The clue’s in the name: It’s a distributor of electrical and industrial components. But let’s not be flippant, because this global £5.7billion business, which joined the Footsie this month, has been dubbed ‘Amazon for engineers’.
Die 42 per cent increase in its share price reflects a drive to be genuinely ‘customer-centric’, a common aspiration that’s rarely met. Others among the Footsie stars this year are household names such as the Royal Mail.

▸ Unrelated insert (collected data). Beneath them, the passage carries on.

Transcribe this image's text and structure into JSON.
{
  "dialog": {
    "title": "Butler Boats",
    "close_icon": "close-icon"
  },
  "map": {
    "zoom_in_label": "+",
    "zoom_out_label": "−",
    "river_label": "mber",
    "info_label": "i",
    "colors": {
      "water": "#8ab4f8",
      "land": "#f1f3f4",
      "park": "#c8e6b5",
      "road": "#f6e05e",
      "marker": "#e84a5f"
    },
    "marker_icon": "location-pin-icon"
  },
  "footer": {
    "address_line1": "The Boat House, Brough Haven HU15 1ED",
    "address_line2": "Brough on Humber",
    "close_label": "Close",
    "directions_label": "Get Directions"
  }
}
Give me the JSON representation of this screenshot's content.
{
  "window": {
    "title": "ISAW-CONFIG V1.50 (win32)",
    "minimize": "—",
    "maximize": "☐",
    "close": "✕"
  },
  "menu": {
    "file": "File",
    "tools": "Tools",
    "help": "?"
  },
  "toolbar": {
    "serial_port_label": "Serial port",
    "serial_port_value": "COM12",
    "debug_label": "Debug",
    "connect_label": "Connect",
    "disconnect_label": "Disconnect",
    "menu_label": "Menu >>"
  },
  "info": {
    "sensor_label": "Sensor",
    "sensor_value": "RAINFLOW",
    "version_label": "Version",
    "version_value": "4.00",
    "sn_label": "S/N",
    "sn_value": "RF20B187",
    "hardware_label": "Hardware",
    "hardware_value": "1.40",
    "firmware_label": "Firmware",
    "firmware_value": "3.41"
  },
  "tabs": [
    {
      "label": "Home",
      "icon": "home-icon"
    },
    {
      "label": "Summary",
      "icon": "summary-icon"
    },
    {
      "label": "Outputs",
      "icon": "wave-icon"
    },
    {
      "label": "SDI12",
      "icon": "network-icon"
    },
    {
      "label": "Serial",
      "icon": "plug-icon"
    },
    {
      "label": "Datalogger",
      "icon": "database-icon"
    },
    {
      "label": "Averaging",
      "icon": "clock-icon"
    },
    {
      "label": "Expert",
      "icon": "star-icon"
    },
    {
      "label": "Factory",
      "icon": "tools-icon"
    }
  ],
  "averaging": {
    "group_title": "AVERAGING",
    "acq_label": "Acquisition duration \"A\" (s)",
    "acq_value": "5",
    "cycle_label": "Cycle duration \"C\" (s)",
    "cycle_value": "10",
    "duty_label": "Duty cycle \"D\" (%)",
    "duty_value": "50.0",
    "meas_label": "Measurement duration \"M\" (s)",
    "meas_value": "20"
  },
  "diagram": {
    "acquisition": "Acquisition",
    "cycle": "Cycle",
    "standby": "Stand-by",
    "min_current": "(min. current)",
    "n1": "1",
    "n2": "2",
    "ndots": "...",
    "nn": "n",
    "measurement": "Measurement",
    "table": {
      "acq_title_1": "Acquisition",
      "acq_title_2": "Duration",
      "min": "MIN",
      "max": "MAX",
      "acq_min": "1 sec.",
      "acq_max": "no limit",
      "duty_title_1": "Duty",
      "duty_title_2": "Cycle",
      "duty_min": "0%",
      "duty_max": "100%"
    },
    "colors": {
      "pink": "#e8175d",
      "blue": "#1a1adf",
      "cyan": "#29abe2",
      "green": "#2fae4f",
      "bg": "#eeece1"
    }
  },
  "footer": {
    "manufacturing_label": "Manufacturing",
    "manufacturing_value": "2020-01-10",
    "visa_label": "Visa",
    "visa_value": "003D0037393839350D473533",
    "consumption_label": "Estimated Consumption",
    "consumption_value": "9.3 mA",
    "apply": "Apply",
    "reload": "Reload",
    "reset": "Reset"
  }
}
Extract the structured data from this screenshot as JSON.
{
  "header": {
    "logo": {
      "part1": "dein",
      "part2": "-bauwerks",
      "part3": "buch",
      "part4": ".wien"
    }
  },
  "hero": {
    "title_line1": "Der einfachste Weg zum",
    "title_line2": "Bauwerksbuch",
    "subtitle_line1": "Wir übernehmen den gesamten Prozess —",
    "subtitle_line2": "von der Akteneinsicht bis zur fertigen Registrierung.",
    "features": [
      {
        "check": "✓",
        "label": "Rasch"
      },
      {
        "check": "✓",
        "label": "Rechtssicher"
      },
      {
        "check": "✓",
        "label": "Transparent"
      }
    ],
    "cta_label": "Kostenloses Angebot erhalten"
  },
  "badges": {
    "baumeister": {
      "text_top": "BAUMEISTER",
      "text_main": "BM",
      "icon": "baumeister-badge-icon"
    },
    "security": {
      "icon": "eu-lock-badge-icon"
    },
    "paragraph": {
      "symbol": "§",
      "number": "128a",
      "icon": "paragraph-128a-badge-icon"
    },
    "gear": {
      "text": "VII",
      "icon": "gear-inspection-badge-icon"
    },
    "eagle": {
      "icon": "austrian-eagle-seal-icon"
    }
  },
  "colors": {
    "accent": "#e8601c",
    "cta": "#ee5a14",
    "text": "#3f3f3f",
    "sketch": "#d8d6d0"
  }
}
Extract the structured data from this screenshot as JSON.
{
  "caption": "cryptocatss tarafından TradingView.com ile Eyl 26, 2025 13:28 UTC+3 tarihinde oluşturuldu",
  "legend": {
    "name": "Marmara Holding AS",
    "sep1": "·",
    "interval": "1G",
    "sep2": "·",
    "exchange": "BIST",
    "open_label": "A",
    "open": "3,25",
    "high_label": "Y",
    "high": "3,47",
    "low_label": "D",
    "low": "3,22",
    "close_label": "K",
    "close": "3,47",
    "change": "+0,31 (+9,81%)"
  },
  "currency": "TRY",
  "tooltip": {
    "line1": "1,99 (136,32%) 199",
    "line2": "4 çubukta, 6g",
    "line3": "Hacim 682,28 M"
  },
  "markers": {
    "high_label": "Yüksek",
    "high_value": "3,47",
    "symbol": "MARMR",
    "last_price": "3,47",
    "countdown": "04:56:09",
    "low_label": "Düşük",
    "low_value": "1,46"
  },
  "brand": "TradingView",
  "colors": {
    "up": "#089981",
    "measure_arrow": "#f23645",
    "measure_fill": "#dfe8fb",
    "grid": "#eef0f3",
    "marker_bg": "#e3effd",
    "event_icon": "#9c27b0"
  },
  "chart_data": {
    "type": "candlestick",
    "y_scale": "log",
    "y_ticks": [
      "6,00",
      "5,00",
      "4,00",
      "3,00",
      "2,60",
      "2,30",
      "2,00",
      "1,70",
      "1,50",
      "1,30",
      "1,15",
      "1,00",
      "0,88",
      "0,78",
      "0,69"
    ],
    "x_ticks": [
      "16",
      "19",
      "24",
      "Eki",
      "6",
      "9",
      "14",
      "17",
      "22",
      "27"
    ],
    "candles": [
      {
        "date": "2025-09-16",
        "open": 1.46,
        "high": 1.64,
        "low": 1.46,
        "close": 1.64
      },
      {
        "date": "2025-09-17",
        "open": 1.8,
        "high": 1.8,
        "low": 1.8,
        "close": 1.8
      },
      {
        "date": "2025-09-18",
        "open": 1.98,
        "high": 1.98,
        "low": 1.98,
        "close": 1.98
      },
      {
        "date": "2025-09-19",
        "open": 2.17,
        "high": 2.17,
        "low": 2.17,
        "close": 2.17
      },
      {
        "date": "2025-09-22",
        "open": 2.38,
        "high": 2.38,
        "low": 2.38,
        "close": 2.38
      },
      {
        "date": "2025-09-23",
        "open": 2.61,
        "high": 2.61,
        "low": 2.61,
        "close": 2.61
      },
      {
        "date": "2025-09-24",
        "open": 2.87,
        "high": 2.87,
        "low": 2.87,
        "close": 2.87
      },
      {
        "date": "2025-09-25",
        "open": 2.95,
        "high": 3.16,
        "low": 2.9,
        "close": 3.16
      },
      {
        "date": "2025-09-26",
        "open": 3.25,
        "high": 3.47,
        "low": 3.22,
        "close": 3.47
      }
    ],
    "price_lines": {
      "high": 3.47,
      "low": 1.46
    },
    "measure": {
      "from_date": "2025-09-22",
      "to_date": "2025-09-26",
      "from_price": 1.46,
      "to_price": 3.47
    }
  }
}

Yet the 60 per cent rise in its shares will raise as many eyebrows as the feats of the hidden treasures. Much to the relief of long-suffering small investors, the company’s failing fortunes have been radically reversed by the pandemic shift to online shopping, which Bowman believes is here to stay.
Hy sê: ‘Both a £200million share buyback programme and a £200 special dividend appear to underline management confidence in the outlook,’ an assessment that few could have dreamed possible when Royal Mail shares, now 521.40p, slumped to 120p in April 2020.
Last Christmas we could not foresee that this year we would still be so preoccupied by the pandemic, or that its changes to the way we live could be lasting.
But let’s give a shout-out to the hidden treasure companies that managed to make the most of these difficult conditions, even if their light was under a bushel.